Он беседовал с ним, как с маленьким, он разъяснял ему — почти языком букваря — то, что считал несомненным и вечным. Но Лешка, упрямо возразил:

— А ты знаешь, кому какого счастья, хочется?

Тогда Клим взбеленился:

— Нет уж, извините, господин хороший! — он вскочил, заметался по комнате.— Уж это вы извините! Это пускай так турбининский папаша рассуждает: каждому — свое! Ему — свое, директорское, на четыре комнаты, а Лапочкину — свое, на одну!.. Хитрая философия! Удобная философия! А я говорю: дудки! Хватит! Лапочкину — тоже четыре комнаты, детям — ясли, матери — Крым, Оле — не бумажные цветы, по рублю штука, а Пушкин, пианино, Моцарт! И чтоб не думали больше люди ни о жратве, ни о деньгах! Чтоб все занимались кто чем хочет — читали, учились, постигали науку! Все! И никто ничего не боялся... Вот что такое коммунизм! Кто на него не согласен? И на черта мне твой ад или рай, на черта мне твоя бессмертная душа, если сейчас еще столько людей на всем земном шаре — голодные, босые, вшивые, а мы тут с тобой чай хлебаем и мудрствуем о смысле жизни! Сделать всех счастливыми, чтоб всем счастья — досыта! Вот за что надо драться, вот тебе и весь смысл, если ты — человек! Не согласен?..

Лешка молчал, как-то стеснительно, виновато молчал, помешивая в стакане ложечкой и наблюдая за стайкой вьющихся чаинок. Клим с досадой бросил на стол нож в масле.

— Ты не кричи,— сказал Лешка.— Разве я против коммунизма? Только я ведь не по книгам... Я вот смотрю — наши ребята. Красноперов, например. У него отец — полковник, и дома уже полный коммунизм. Ну и что с этого? Сам-то Красноперов... Он только про девок и думает, про танцы, про все такое. А чего ему от жизни требуется? Не поймешь. Или Женька Слайковский. Дом — тоже, вроде как у Красноперова. Отец, мать — культурные, образованные. А сам — дурак, пустой человек, одна гниль в нем сидит. Или Шутов — тот и вовсе. От него за километр смердит. Не подходи — сам запачкаешься... Другое — Турбинин. Он мне сначала тоже не понравился: выламывается, думаю, корчит из себя... А пригляделся — нет, хороший он парень. Умный, и книг у него столько, и не так, не для красоты... Ну вот. Ему, значит, коммунизм — на пользу. А Женьке или Красноперову к чему? Значит, главное в человеке — не как он живет, а — с чем, главное у него внутри, душа — главное, а не то — сытый он или голодный.
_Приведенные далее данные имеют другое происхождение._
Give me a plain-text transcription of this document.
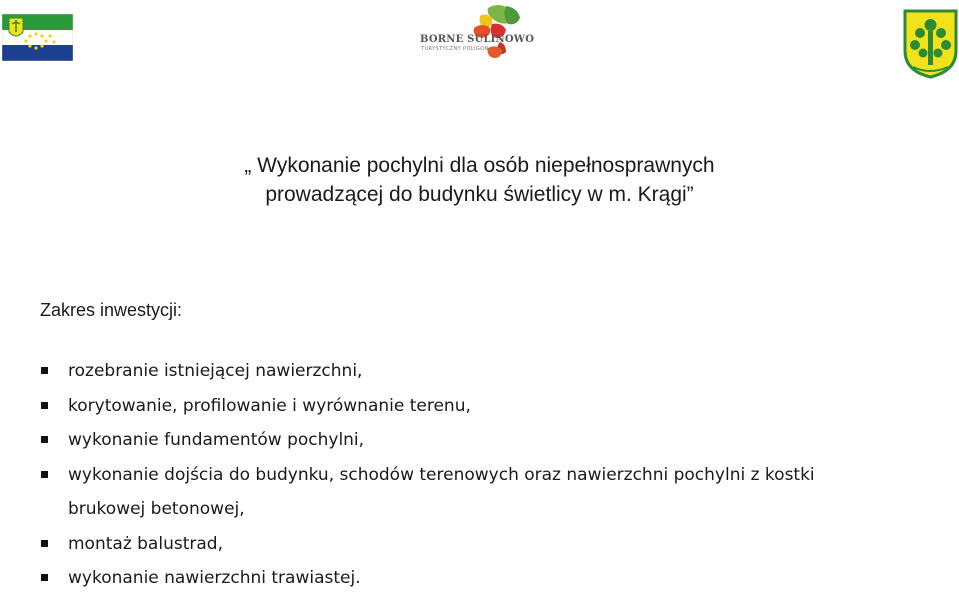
BORNE SULINOWO
TURYSTYCZNY POLIGON
„ Wykonanie pochylni dla osób niepełnosprawnych
prowadzącej do budynku świetlicy w m. Krągi”
Zakres inwestycji:
rozebranie istniejącej nawierzchni,
korytowanie, profilowanie i wyrównanie terenu,
wykonanie fundamentów pochylni,
wykonanie dojścia do budynku, schodów terenowych oraz nawierzchni pochylni z kostki
brukowej betonowej,
montaż balustrad,
wykonanie nawierzchni trawiastej.
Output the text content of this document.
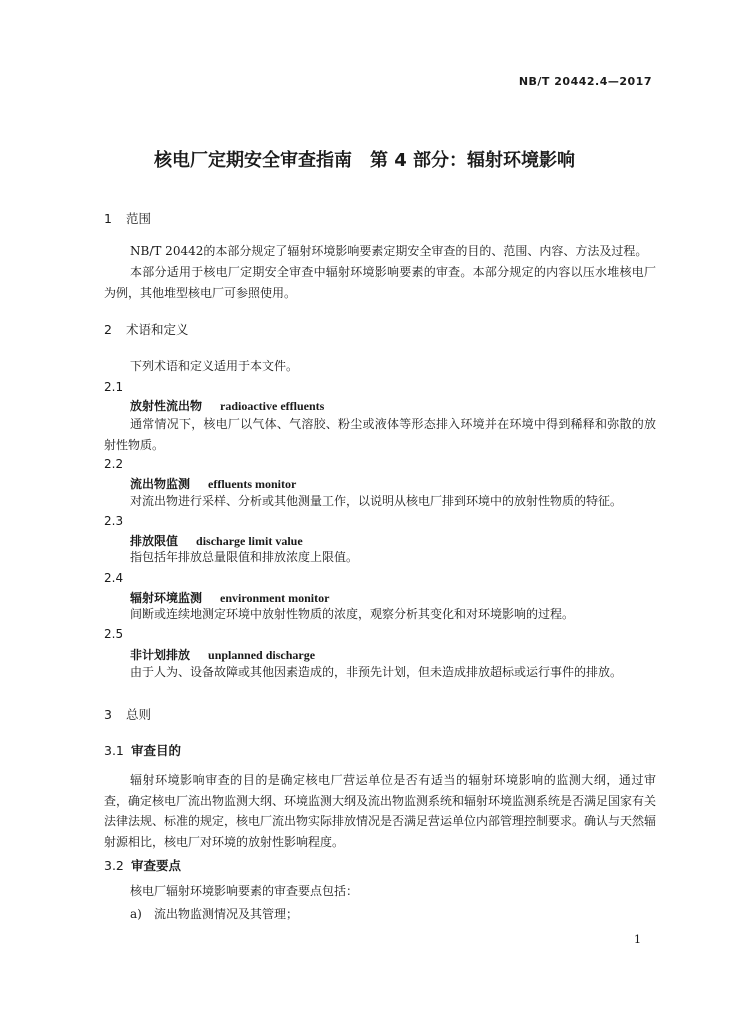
NB/T 20442.4—2017
核电厂定期安全审查指南　第 4 部分：辐射环境影响
1 范围
NB/T 20442的本部分规定了辐射环境影响要素定期安全审查的目的、范围、内容、方法及过程。
本部分适用于核电厂定期安全审查中辐射环境影响要素的审查。本部分规定的内容以压水堆核电厂为例，其他堆型核电厂可参照使用。
2 术语和定义
下列术语和定义适用于本文件。
2.1
放射性流出物 radioactive effluents
通常情况下，核电厂以气体、气溶胶、粉尘或液体等形态排入环境并在环境中得到稀释和弥散的放射性物质。
2.2
流出物监测 effluents monitor
对流出物进行采样、分析或其他测量工作，以说明从核电厂排到环境中的放射性物质的特征。
2.3
排放限值 discharge limit value
指包括年排放总量限值和排放浓度上限值。
2.4
辐射环境监测 environment monitor
间断或连续地测定环境中放射性物质的浓度，观察分析其变化和对环境影响的过程。
2.5
非计划排放 unplanned discharge
由于人为、设备故障或其他因素造成的，非预先计划，但未造成排放超标或运行事件的排放。
3 总则
3.1 审查目的
辐射环境影响审查的目的是确定核电厂营运单位是否有适当的辐射环境影响的监测大纲，通过审查，确定核电厂流出物监测大纲、环境监测大纲及流出物监测系统和辐射环境监测系统是否满足国家有关法律法规、标准的规定，核电厂流出物实际排放情况是否满足营运单位内部管理控制要求。确认与天然辐射源相比，核电厂对环境的放射性影响程度。
3.2 审查要点
核电厂辐射环境影响要素的审查要点包括：
a) 流出物监测情况及其管理；
1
Клим хотел перебить Лешку, но тот не дал.

— А если главное — душа, так ей стержень нужен... Ей верить надо! Знать надо—что хорошо, что плохо! —он вбуравил в Клима свои узкие глазки, горящие беспокойным, тоскливым огнем.— Ты говоришь, бога нет. А что есть? Пустое место?..

— Есть человек,— сказал Клим.— Нет бога — есть человек. Людей любить нужно, для людей жить, а не для того, чтобы на том свете рай заработать.
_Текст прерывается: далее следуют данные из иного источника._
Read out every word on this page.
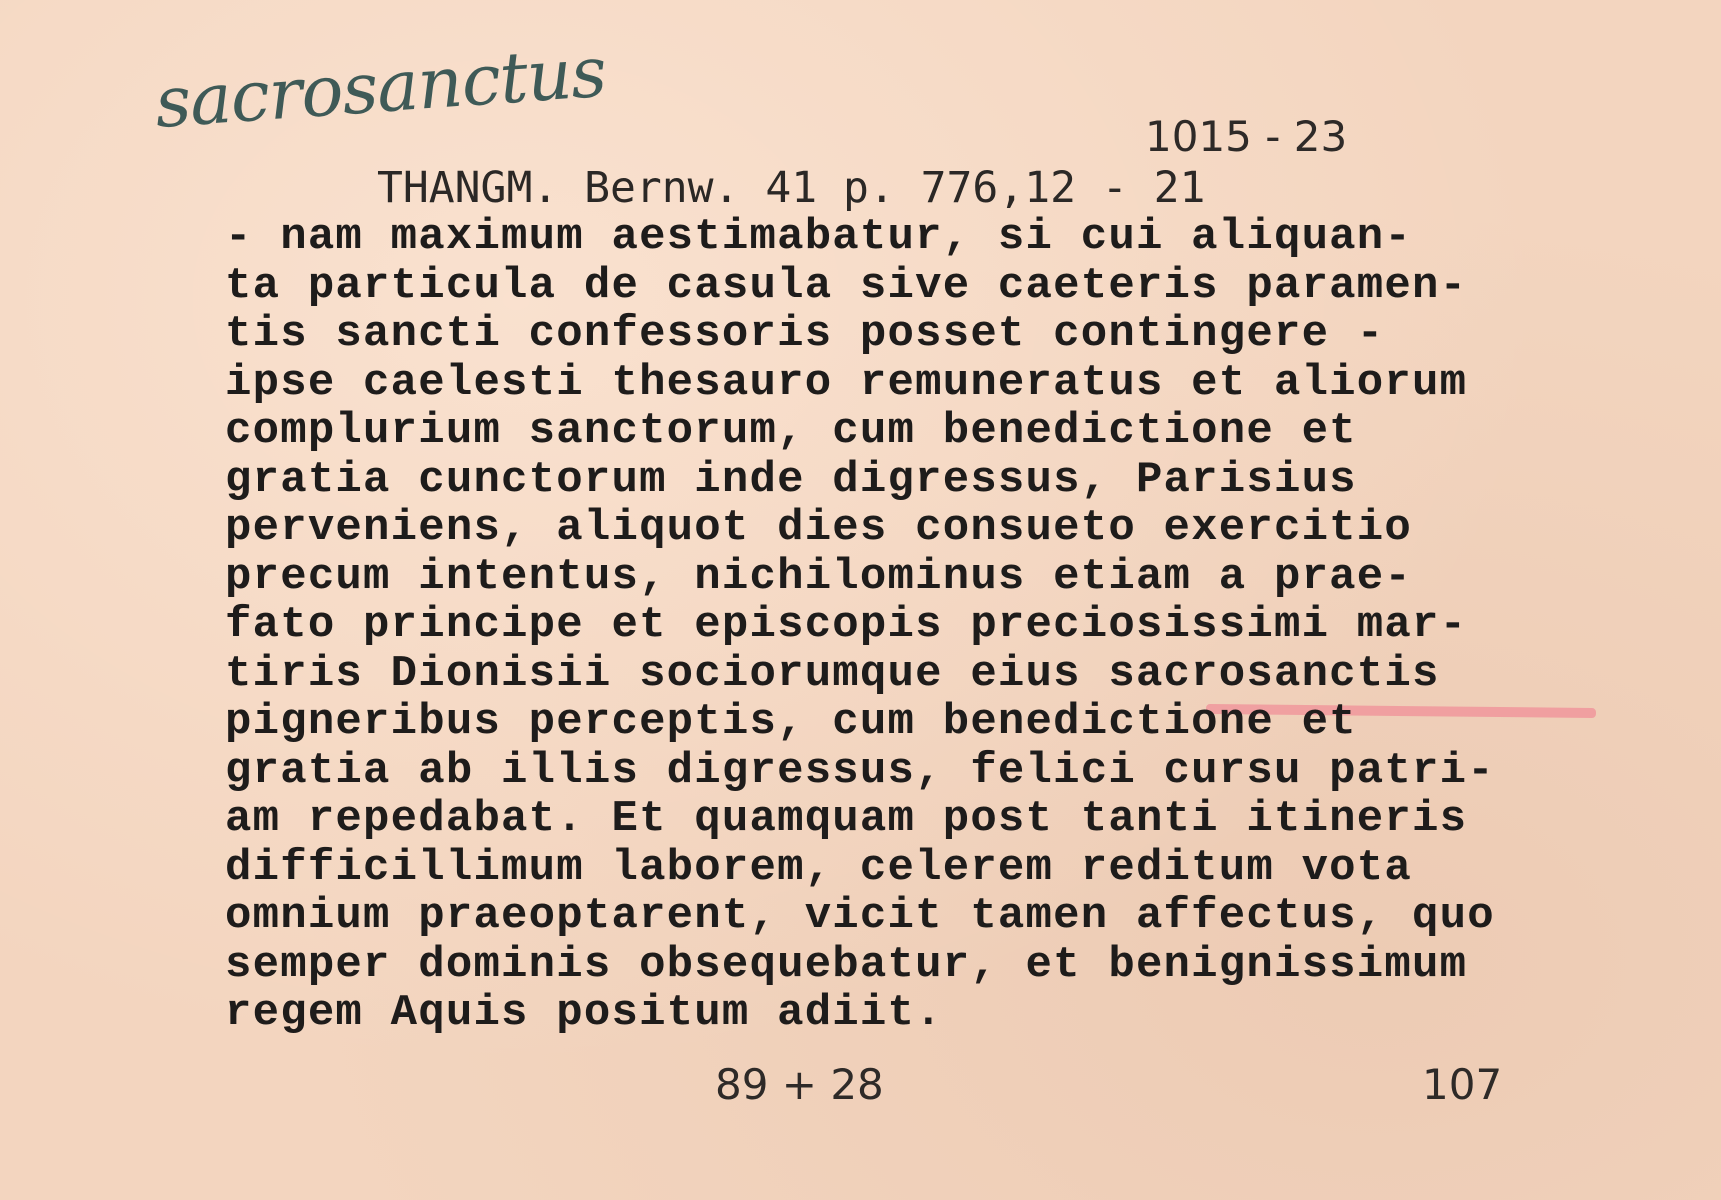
sacrosanctus	1015 - 23
THANGM. Bernw. 41 p. 776,12 - 21
- nam maximum aestimabatur, si cui aliquan-
ta particula de casula sive caeteris paramen-
tis sancti confessoris posset contingere -
ipse caelesti thesauro remuneratus et aliorum
complurium sanctorum, cum benedictione et
gratia cunctorum inde digressus, Parisius
perveniens, aliquot dies consueto exercitio
precum intentus, nichilominus etiam a prae-
fato principe et episcopis preciosissimi mar-
tiris Dionisii sociorumque eius sacrosanctis
pigneribus perceptis, cum benedictione et
gratia ab illis digressus, felici cursu patri-
am repedabat. Et quamquam post tanti itineris
difficillimum laborem, celerem reditum vota
omnium praeoptarent, vicit tamen affectus, quo
semper dominis obsequebatur, et benignissimum
regem Aquis positum adiit.
89 + 28	107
— Людей любить? — воскликнул Лешка.— Каких людей? И за что?

— Вообще людей!

— А ты — не вообще!..— тонким голоском выкрикнул Лешка.— Не вообще — а вот тех, которые... Ну, в классе, в школе, вокруг—ты их любишь? Красноперова любишь? Или Витьку Лихачева?.. Ради, них ты живешь?

Красноперова?.. Лихачева?.. Нёт,- о них он не думал... Именно о них он не думал, когда повторял — и не раз — эти слова: жить для людей... Люди — это громада, это все человечество, а Лихачев...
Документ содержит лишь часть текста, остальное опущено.